What is the connection between trigonometric graphs and polar graphs? (Day 2 of 2)
Lesson 5 of 7
Objective: SWBAT use the rectangular graph of a trigonometric equation to create a polar graph of the function.
I begin today's class with a review of the concepts covered in yesterday's lesson. The bell work (page 1) gives the students a polar graph. By working with students it appears that the challenging concept is an equation with negative values. The students begin by creating a sinusoidal graph.
I ask the students questions like:
- How many times will the function touch the pole? (see student work)
- Why does it cross the pole twice?
- How can we find the zeros of the function?
- Where does the function have negative values?
As we work through the problem, I use different colors to highlight the features of the graph so that students can see how the polar graph relates to the sinusoidal graph.
Next, I ask the students to explain the graph's symmetry. We talk about the graph's symmetry with the polar axis and the pi/2 axis. I question my students, "How can I use the equation to predict symmetry?". Students usually notice that looking at the trigonometric function helps determine symmetry.
I also ask, "Why are cosine graphs symmetric with the polar axis and sine graphs symmetric with the pi/2 axis?" This questions reinforces the concept that sine is y/r and cosine is x/r. Many students see the polar axis as the x-axis and the pi/2 axis as the y-axis. This helps students to relate the unit circle with the polar coordinate system.
The trouble with graphing negative values is that the graph reflects across the pole. It may still be difficult for students to completely grasp the structure of a polar coordinate system, making it possible to shift up or to the right when there is a negative number.
After discussing the first equation I give the students another problem to graph to practice graphing with negative numbers. The problems is on page 2 of the bell work.
I now present more complicated graphs to the class, including the graphs of polar equations involving r squared. The students have not yet analyzed the graph for the y=sqrt(sin x). My goal is for students to see how y=sin x is connected to y=sqrt(sin x).
Students sketch the graph y=sin x by hand. We then use the graphing calculator to graph y=sqrt sin x. After looking at the calculator, the students determine that the graph is and I put a sketch on the board.
"Why does the graph of y= sqrt (sin x) only graph from 0 to pi, 2pi to 3pi, etc?"
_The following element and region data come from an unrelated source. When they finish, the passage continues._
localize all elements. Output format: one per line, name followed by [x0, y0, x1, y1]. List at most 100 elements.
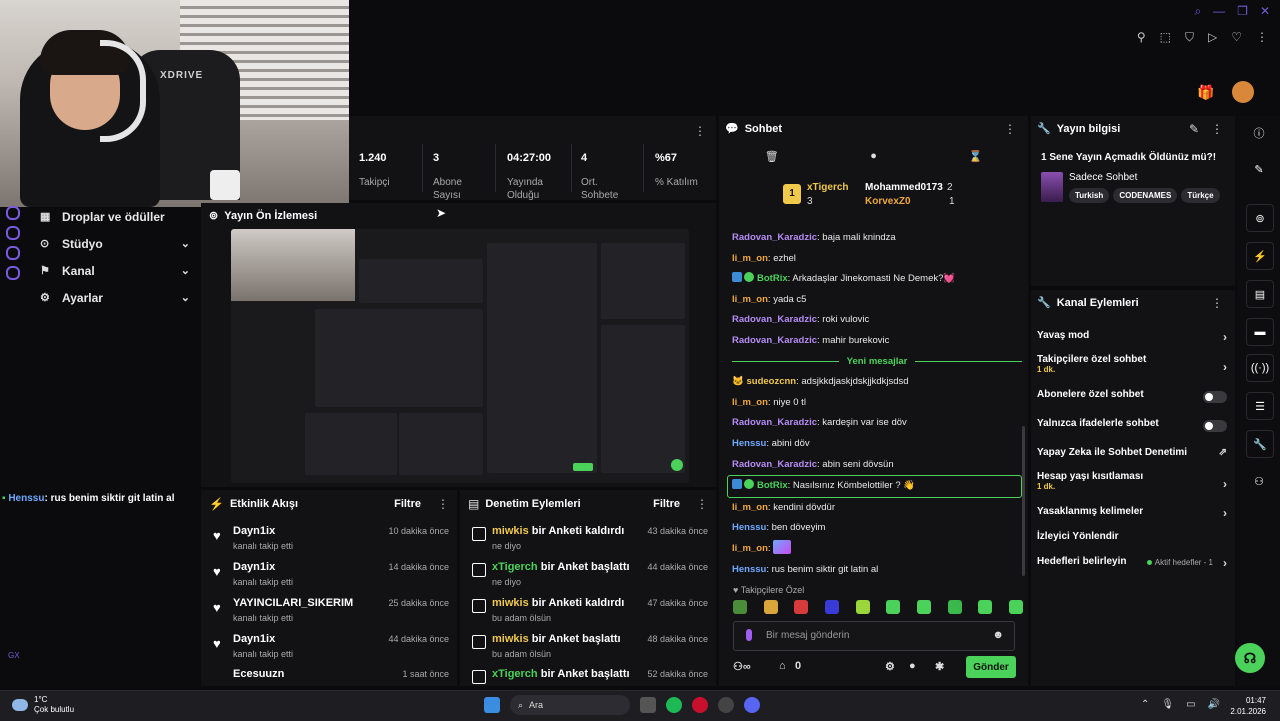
mic-icon[interactable] [746, 629, 752, 641]
hourglass-icon[interactable]: ⌛ [968, 150, 982, 163]
tag[interactable]: Türkçe [1181, 188, 1220, 203]
more-icon[interactable]: ⋮ [437, 497, 449, 511]
store-icon[interactable]: ⌂ [779, 660, 786, 672]
restore-icon[interactable]: ❐ [1237, 4, 1248, 19]
chat-message[interactable]: Radovan_Karadzic: abin seni dövsün [732, 455, 1022, 476]
settings-icon[interactable]: ⚙ [885, 660, 895, 673]
nav-item-channel[interactable]: ⚑ Kanal ⌄ [28, 257, 198, 284]
rail-icon-3[interactable] [6, 246, 20, 260]
pin-icon[interactable]: ⚲ [1137, 30, 1146, 45]
emote[interactable] [1008, 600, 1023, 614]
weather-widget[interactable]: 1°C Çok bulutlu [12, 695, 74, 715]
action-emotes-only[interactable]: Yalnızca ifadelerle sohbet [1037, 418, 1227, 432]
list-icon[interactable]: ☰ [1246, 392, 1274, 420]
clipboard-icon[interactable]: ▤ [1246, 280, 1274, 308]
avatar[interactable] [1232, 81, 1254, 103]
tag[interactable]: CODENAMES [1113, 188, 1178, 203]
rail-icon-2[interactable] [6, 226, 20, 240]
chat-input[interactable]: Bir mesaj gönderin ☻ [733, 621, 1015, 651]
chat-bubble-icon[interactable]: ● [870, 150, 877, 163]
nav-item-drops[interactable]: ▦ Droplar ve ödüller [28, 203, 198, 230]
activity-item[interactable]: ♥ Dayn1ix kanalı takip etti 10 dakika ön… [209, 525, 449, 561]
edit-icon[interactable]: ✎ [1189, 122, 1199, 136]
chat-message[interactable]: Henssu: ben döveyim [732, 518, 1022, 539]
more-icon[interactable]: ⋮ [1211, 122, 1223, 136]
moderation-item[interactable]: miwkis bir Anketi kaldırdı ne diyo 43 da… [468, 525, 708, 561]
moderation-item[interactable]: miwkis bir Anket başlattı bu adam ölsün … [468, 633, 708, 669]
broadcast-icon[interactable]: ⊚ [1246, 204, 1274, 232]
chat-message[interactable]: 🐱 sudeozcnn: adsjkkdjaskjdskjjkdkjsdsd [732, 372, 1022, 393]
mic-icon[interactable]: 🎙 [1161, 699, 1174, 710]
minimize-icon[interactable]: — [1213, 4, 1225, 19]
search-icon[interactable]: ⌕ [1194, 4, 1201, 19]
action-slow-mode[interactable]: Yavaş mod › [1037, 330, 1227, 344]
chat-message[interactable]: li_m_on: [732, 539, 1022, 560]
signal-icon[interactable]: ((·)) [1246, 354, 1274, 382]
opera-gx-icon[interactable] [692, 697, 708, 713]
emote[interactable] [886, 600, 901, 614]
rail-icon-4[interactable] [6, 266, 20, 280]
chat-message[interactable]: Radovan_Karadzic: kardeşin var ise döv [732, 413, 1022, 434]
action-raid[interactable]: İzleyici Yönlendir [1037, 531, 1227, 542]
network-icon[interactable]: ▭ [1186, 699, 1195, 710]
volume-icon[interactable]: 🔊 [1208, 699, 1220, 710]
taskbar-search[interactable]: ⌕ Ara [510, 695, 630, 715]
chat-message[interactable]: Henssu: rus benim siktir git latin al [732, 560, 1022, 581]
menu-icon[interactable]: ⋮ [1256, 30, 1268, 45]
emote[interactable] [947, 600, 962, 614]
chat-message[interactable]: li_m_on: ezhel [732, 249, 1022, 270]
moderation-item[interactable]: miwkis bir Anketi kaldırdı bu adam ölsün… [468, 597, 708, 633]
clock[interactable]: 01:47 2.01.2026 [1230, 695, 1266, 717]
subscribers-only-toggle[interactable] [1203, 391, 1227, 403]
activity-filter-button[interactable]: Filtre [394, 498, 421, 510]
moderation-item[interactable]: xTigerch bir Anket başlattı ne diyo 44 d… [468, 561, 708, 597]
shield-icon[interactable]: ⛉ [1185, 30, 1194, 45]
chat-message[interactable]: Radovan_Karadzic: mahir burekovic [732, 331, 1022, 352]
more-icon[interactable]: ⋮ [1211, 296, 1223, 310]
chat-message[interactable]: Radovan_Karadzic: baja mali knindza [732, 228, 1022, 249]
chat-icon[interactable]: ▬ [1246, 318, 1274, 346]
heart-icon[interactable]: ♡ [1231, 30, 1242, 45]
emote[interactable] [978, 600, 993, 614]
trash-icon[interactable]: 🗑 [765, 150, 779, 163]
file-explorer-icon[interactable] [640, 697, 656, 713]
more-icon[interactable]: ⋮ [694, 124, 706, 138]
discord-icon[interactable] [744, 697, 760, 713]
chat-message[interactable]: li_m_on: yada c5 [732, 290, 1022, 311]
action-subscribers-only[interactable]: Abonelere özel sohbet [1037, 389, 1227, 403]
action-banned-words[interactable]: Yasaklanmış kelimeler › [1037, 506, 1227, 520]
chat-message[interactable]: Radovan_Karadzic: roki vulovic [732, 310, 1022, 331]
emoji-icon[interactable]: ☻ [992, 629, 1004, 641]
close-icon[interactable]: ✕ [1260, 4, 1270, 19]
edit-icon[interactable]: ✎ [1246, 156, 1272, 182]
chat-message[interactable]: li_m_on: niye 0 tl [732, 393, 1022, 414]
spotify-icon[interactable] [666, 697, 682, 713]
chat-scrollbar[interactable] [1022, 426, 1025, 576]
chat-bubble-icon[interactable]: ● [909, 660, 916, 672]
play-icon[interactable]: ▷ [1208, 30, 1217, 45]
emote[interactable] [763, 600, 778, 614]
emote[interactable] [794, 600, 809, 614]
activity-item[interactable]: ♥ Dayn1ix kanalı takip etti 14 dakika ön… [209, 561, 449, 597]
action-ai-moderation[interactable]: Yapay Zeka ile Sohbet Denetimi ⇗ [1037, 447, 1227, 458]
moderation-filter-button[interactable]: Filtre [653, 498, 680, 510]
emote[interactable] [733, 600, 747, 614]
emote[interactable] [824, 600, 839, 614]
windows-start-icon[interactable] [484, 697, 500, 713]
wrench-icon[interactable]: 🔧 [1246, 430, 1274, 458]
chat-message[interactable]: BotRix: Arkadaşlar Jinekomasti Ne Demek?… [732, 269, 1022, 290]
tag[interactable]: Turkish [1069, 188, 1110, 203]
more-icon[interactable]: ⋮ [1004, 122, 1016, 136]
app-icon[interactable] [718, 697, 734, 713]
info-icon[interactable]: ⓘ [1246, 120, 1272, 146]
emotes-only-toggle[interactable] [1203, 420, 1227, 432]
chevron-up-icon[interactable]: ⌃ [1141, 699, 1149, 710]
chat-message-highlighted[interactable]: BotRix: Nasılsınız Kömbelottiler ? 👋 [727, 475, 1022, 498]
preview-video[interactable] [231, 229, 689, 483]
action-goals[interactable]: Hedefleri belirleyin Aktif hedefler - 1 › [1037, 556, 1227, 570]
chat-message[interactable]: li_m_on: kendini dövdür [732, 498, 1022, 519]
action-account-age[interactable]: Hesap yaşı kısıtlaması 1 dk. › [1037, 471, 1227, 491]
nav-item-settings[interactable]: ⚙ Ayarlar ⌄ [28, 284, 198, 311]
users-icon[interactable]: ⚇∞ [733, 660, 751, 673]
send-button[interactable]: Gönder [966, 656, 1016, 678]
Students begin to realize that the only where y=sin x will be graphed in y=sqr(sin x)?
"Why is only this graphed in y=sqrt (sin x)?" This is a great time to remind students of how a composition works. Once students see this connection, we can use this idea to graph the r-squared equation.
Next, the students are given a polar equation with r-squared (other polar graphs page 1).
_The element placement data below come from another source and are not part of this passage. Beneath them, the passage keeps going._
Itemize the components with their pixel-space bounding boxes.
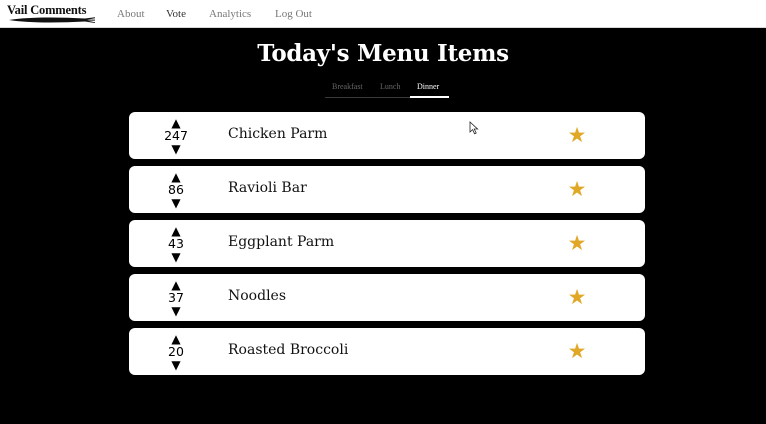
- menu-item-name: Noodles: [228, 288, 287, 304]
- meal-tabs: Breakfast Lunch Dinner: [325, 78, 449, 98]
- vote-control: ▲ 43 ▼: [159, 224, 193, 264]
- nav-link-analytics[interactable]: Analytics: [209, 8, 251, 20]
- downvote-arrow-icon[interactable]: ▼: [169, 305, 183, 317]
- star-icon[interactable]: ★: [566, 286, 588, 308]
- menu-item-card: ▲ 20 ▼ Roasted Broccoli ★: [129, 328, 645, 375]
- nav-link-logout[interactable]: Log Out: [275, 8, 312, 20]
- downvote-arrow-icon[interactable]: ▼: [169, 359, 183, 371]
- downvote-arrow-icon[interactable]: ▼: [169, 143, 183, 155]
- menu-item-card: ▲ 37 ▼ Noodles ★: [129, 274, 645, 321]
- logo[interactable]: Vail Comments: [7, 3, 97, 25]
- star-icon[interactable]: ★: [566, 178, 588, 200]
- mouse-cursor-icon: [469, 121, 479, 135]
- vote-count: 86: [168, 182, 184, 197]
- tab-breakfast[interactable]: Breakfast: [332, 82, 363, 91]
- nav-link-about[interactable]: About: [117, 8, 145, 20]
- vote-count: 37: [168, 290, 184, 305]
- menu-item-card: ▲ 86 ▼ Ravioli Bar ★: [129, 166, 645, 213]
- menu-item-name: Ravioli Bar: [228, 180, 307, 196]
- menu-item-name: Chicken Parm: [228, 126, 328, 142]
- menu-item-card: ▲ 43 ▼ Eggplant Parm ★: [129, 220, 645, 267]
- menu-item-card: ▲ 247 ▼ Chicken Parm ★: [129, 112, 645, 159]
- downvote-arrow-icon[interactable]: ▼: [169, 197, 183, 209]
- vote-control: ▲ 20 ▼: [159, 332, 193, 372]
- star-icon[interactable]: ★: [566, 340, 588, 362]
- fork-logo-icon: [9, 17, 95, 23]
- vote-control: ▲ 37 ▼: [159, 278, 193, 318]
- downvote-arrow-icon[interactable]: ▼: [169, 251, 183, 263]
- vote-count: 247: [164, 128, 188, 143]
- vote-count: 20: [168, 344, 184, 359]
- vote-control: ▲ 86 ▼: [159, 170, 193, 210]
- tab-lunch[interactable]: Lunch: [380, 82, 400, 91]
- menu-item-name: Roasted Broccoli: [228, 342, 349, 358]
- menu-item-name: Eggplant Parm: [228, 234, 335, 250]
- star-icon[interactable]: ★: [566, 124, 588, 146]
- nav-link-vote[interactable]: Vote: [166, 8, 186, 20]
- star-icon[interactable]: ★: [566, 232, 588, 254]
- navbar: Vail Comments About Vote Analytics Log O…: [0, 0, 766, 28]
- active-tab-indicator: [410, 96, 449, 98]
- page-title: Today's Menu Items: [257, 40, 509, 67]
- vote-control: ▲ 247 ▼: [159, 116, 193, 156]
- tab-dinner[interactable]: Dinner: [417, 82, 439, 91]
- vote-count: 43: [168, 236, 184, 251]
This type of problem can be confusing to start the students graph y=4sin(2theta)( see lemniscate). I then ask my students, "How do we get r instead of r squared?". By looking at the sinusoidal graph, you can see that the students only found the positive sqrt(4sin(2theta)). Together, we simplified the equation and determined that the difficult equation has a amplitude of 2 and thus would only graph under the positive arc of r=4sin(2theta) (graphed in red).
After sketching the sinusoidal graph, we used this to sketch the lemniscate. I now remind the students that we have not written all the values for r squared. At the moment, someone in class will usually state that we need the positive or negative sqrt(4sin (2theta)). The class sketches the negative portion of the graph (page 3 green graph).
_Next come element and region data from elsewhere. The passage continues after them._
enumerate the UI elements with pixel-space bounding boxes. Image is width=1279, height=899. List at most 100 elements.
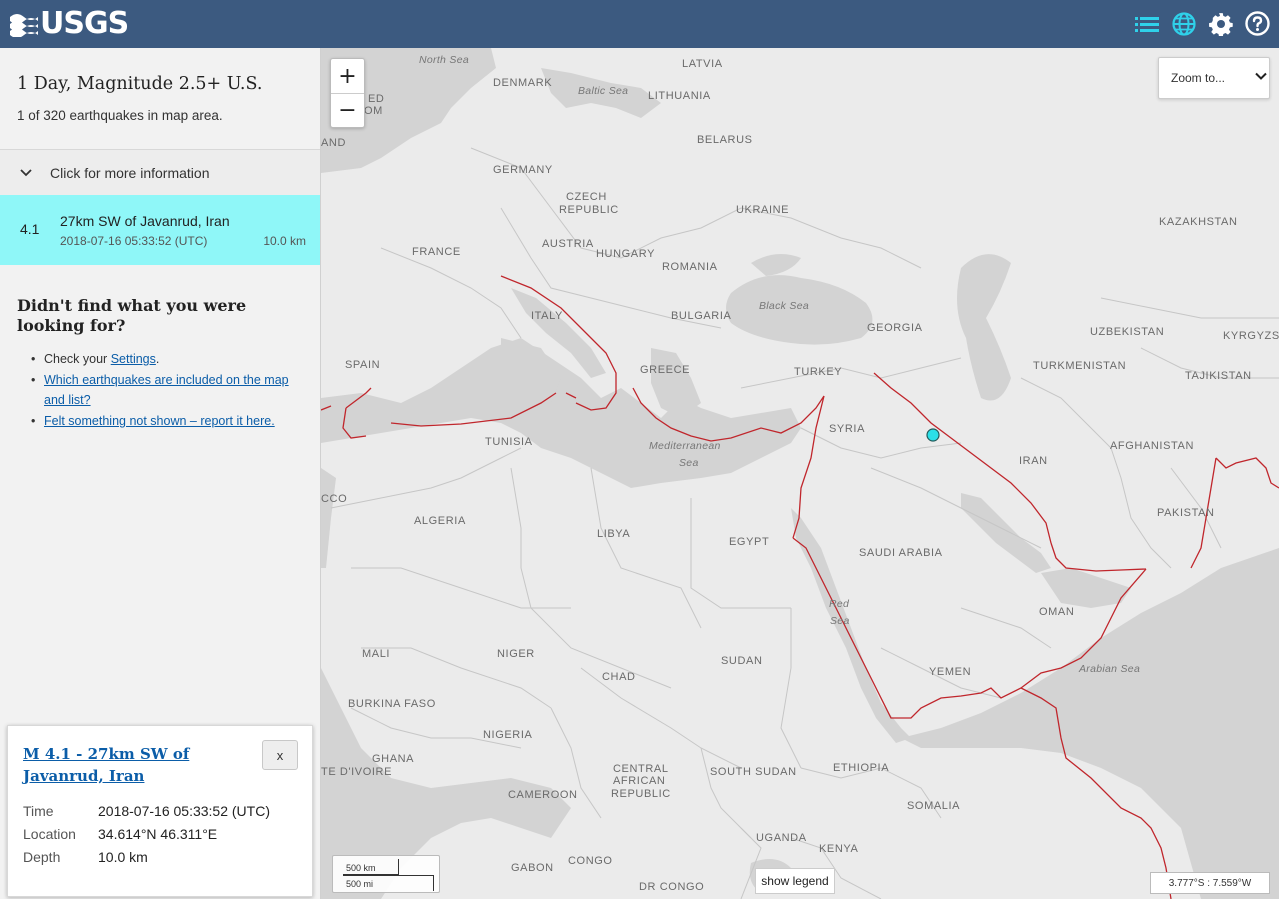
gear-icon[interactable] — [1207, 10, 1234, 37]
country-label: CCO — [321, 493, 348, 505]
scale-bar: 500 km 500 mi — [332, 855, 440, 893]
country-label: UKRAINE — [736, 204, 790, 216]
map-base-layer — [321, 48, 1279, 899]
country-label: AFRICAN — [613, 775, 666, 787]
country-label: UGANDA — [756, 832, 807, 844]
sea-label: Red — [829, 598, 850, 610]
country-label: BULGARIA — [671, 310, 732, 322]
popup-value: 10.0 km — [98, 849, 148, 865]
country-label: KYRGYZS — [1223, 330, 1279, 342]
top-header: USGS — [0, 0, 1279, 48]
felt-report-link[interactable]: Felt something not shown – report it her… — [44, 414, 275, 428]
help-item-settings: Check your Settings. — [30, 349, 310, 369]
country-label: GERMANY — [493, 164, 553, 176]
country-label: AFGHANISTAN — [1110, 440, 1195, 452]
country-label: LATVIA — [682, 58, 723, 70]
country-label: SUDAN — [721, 655, 763, 667]
country-label: REPUBLIC — [611, 788, 671, 800]
help-item-which-included: Which earthquakes are included on the ma… — [30, 370, 310, 410]
country-label: LITHUANIA — [648, 90, 711, 102]
sea-label: North Sea — [419, 54, 469, 66]
country-label: REPUBLIC — [559, 204, 619, 216]
country-label: ED — [368, 93, 385, 105]
country-label: SPAIN — [345, 359, 381, 371]
country-label: OMAN — [1039, 606, 1075, 618]
country-label: ETHIOPIA — [833, 762, 890, 774]
feed-title: 1 Day, Magnitude 2.5+ U.S. — [17, 74, 263, 94]
country-label: EGYPT — [729, 536, 770, 548]
popup-close-button[interactable]: x — [262, 740, 298, 770]
zoom-to-select[interactable]: Zoom to... — [1158, 57, 1270, 99]
country-label: CENTRAL — [613, 763, 669, 775]
country-label: SOMALIA — [907, 800, 961, 812]
earthquake-list-item[interactable]: 4.1 27km SW of Javanrud, Iran 2018-07-16… — [0, 195, 320, 265]
chevron-down-icon — [19, 166, 33, 180]
list-icon[interactable] — [1133, 10, 1160, 37]
country-label: HUNGARY — [596, 248, 656, 260]
country-label: GREECE — [640, 364, 691, 376]
country-label: IRAN — [1019, 455, 1048, 467]
country-label: TURKMENISTAN — [1033, 360, 1127, 372]
sea-label: Mediterranean — [649, 440, 721, 452]
popup-value: 2018-07-16 05:33:52 (UTC) — [98, 803, 270, 819]
globe-icon[interactable] — [1170, 10, 1197, 37]
zoom-to-label: Zoom to... — [1171, 71, 1226, 85]
country-label: ITALY — [531, 310, 563, 322]
help-item-suffix: . — [155, 352, 160, 366]
earthquake-count: 1 of 320 earthquakes in map area. — [17, 108, 223, 123]
country-label: KAZAKHSTAN — [1159, 216, 1238, 228]
country-label: TE D'IVOIRE — [321, 766, 393, 778]
sea-label: Black Sea — [759, 300, 809, 312]
popup-title-link[interactable]: M 4.1 - 27km SW of Javanrud, Iran — [23, 743, 213, 787]
country-label: PAKISTAN — [1157, 507, 1215, 519]
sea-label: Sea — [830, 615, 850, 627]
country-label: AND — [321, 137, 347, 149]
scale-mi-label: 500 mi — [346, 879, 374, 889]
country-label: LIBYA — [597, 528, 631, 540]
help-item-felt-report: Felt something not shown – report it her… — [30, 411, 310, 431]
country-label: TUNISIA — [485, 436, 533, 448]
help-links-list: Check your Settings. Which earthquakes a… — [30, 349, 310, 432]
country-label: CHAD — [602, 671, 636, 683]
didnt-find-heading: Didn't find what you were looking for? — [17, 296, 247, 335]
country-label: AUSTRIA — [542, 238, 594, 250]
more-info-label: Click for more information — [50, 164, 210, 181]
country-label: TAJIKISTAN — [1185, 370, 1252, 382]
country-label: SAUDI ARABIA — [859, 547, 943, 559]
country-label: SOUTH SUDAN — [710, 766, 797, 778]
country-label: DENMARK — [493, 77, 553, 89]
country-label: MALI — [362, 648, 391, 660]
zoom-out-button[interactable]: − — [331, 93, 364, 127]
country-label: KENYA — [819, 843, 859, 855]
mouse-coordinates: 3.777°S : 7.559°W — [1150, 872, 1270, 894]
sea-label: Sea — [679, 457, 699, 469]
country-label: BURKINA FASO — [348, 698, 436, 710]
country-label: UZBEKISTAN — [1090, 326, 1165, 338]
help-icon[interactable] — [1244, 10, 1271, 37]
popup-value: 34.614°N 46.311°E — [98, 826, 218, 842]
settings-link[interactable]: Settings — [111, 352, 156, 366]
header-icons — [1133, 10, 1271, 37]
zoom-in-button[interactable]: + — [331, 59, 364, 93]
more-info-toggle[interactable]: Click for more information — [0, 149, 320, 195]
which-earthquakes-link[interactable]: Which earthquakes are included on the ma… — [44, 373, 289, 407]
show-legend-button[interactable]: show legend — [755, 868, 835, 894]
earthquake-magnitude: 4.1 — [20, 221, 40, 237]
popup-key: Time — [23, 803, 54, 819]
popup-key: Location — [23, 826, 76, 842]
earthquake-popup: M 4.1 - 27km SW of Javanrud, Iran x Time… — [7, 725, 313, 897]
country-label: OM — [364, 105, 383, 117]
sea-label: Baltic Sea — [578, 85, 629, 97]
country-label: ALGERIA — [414, 515, 466, 527]
country-label: CAMEROON — [508, 789, 578, 801]
earthquake-time: 2018-07-16 05:33:52 (UTC) — [60, 234, 208, 248]
usgs-wave-icon — [10, 14, 38, 37]
usgs-logo[interactable]: USGS — [10, 8, 129, 40]
country-label: CZECH — [566, 191, 607, 203]
country-label: GABON — [511, 862, 554, 874]
sea-label: Arabian Sea — [1079, 663, 1141, 675]
popup-key: Depth — [23, 849, 61, 865]
zoom-control: + − — [330, 58, 365, 128]
map-view[interactable]: North Sea Baltic Sea Black Sea Mediterra… — [321, 48, 1279, 899]
earthquake-depth: 10.0 km — [263, 234, 306, 248]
Lastly, I ask: "What happens when we graph the negative values?". This allows students to see how the negative values will trace the positive values.
Other polar graphs.
I believe that it's important during this lesson for students to see and practice with other graphs as well. On the worksheet, other polar graphs page 2, there is a problem where students can sketch a spiral graph, exposing them to ways of making the sinusoidal graph more interesting. However, one challenging aspect of this graph is determining where to put pi on the r axis.
For page 3 of the slides I allow the student use their calculator. I ask students:
- How is the graph of tangent different than sine and cosine?
- What happens to the polar graph as theta gets close to pi/2?
Seeing how the asymptote of tangent affects the polar graph is interesting for students. Some students quickly realize what is happening while others need to see the sinusoidal graph first and then discuss the positive and negative parts of the graph.
As class comes to an end, students will continue working on the polar graphing worksheet.
I ask the students what the graph looks like if you have both sine and cosine in an equation, such as r=2 sin (theta)+3 cos (theta). You can ask your students, "Does the graph have symmetry?" and "Why does the graph have the shape that it does?", to reinforce these important concepts.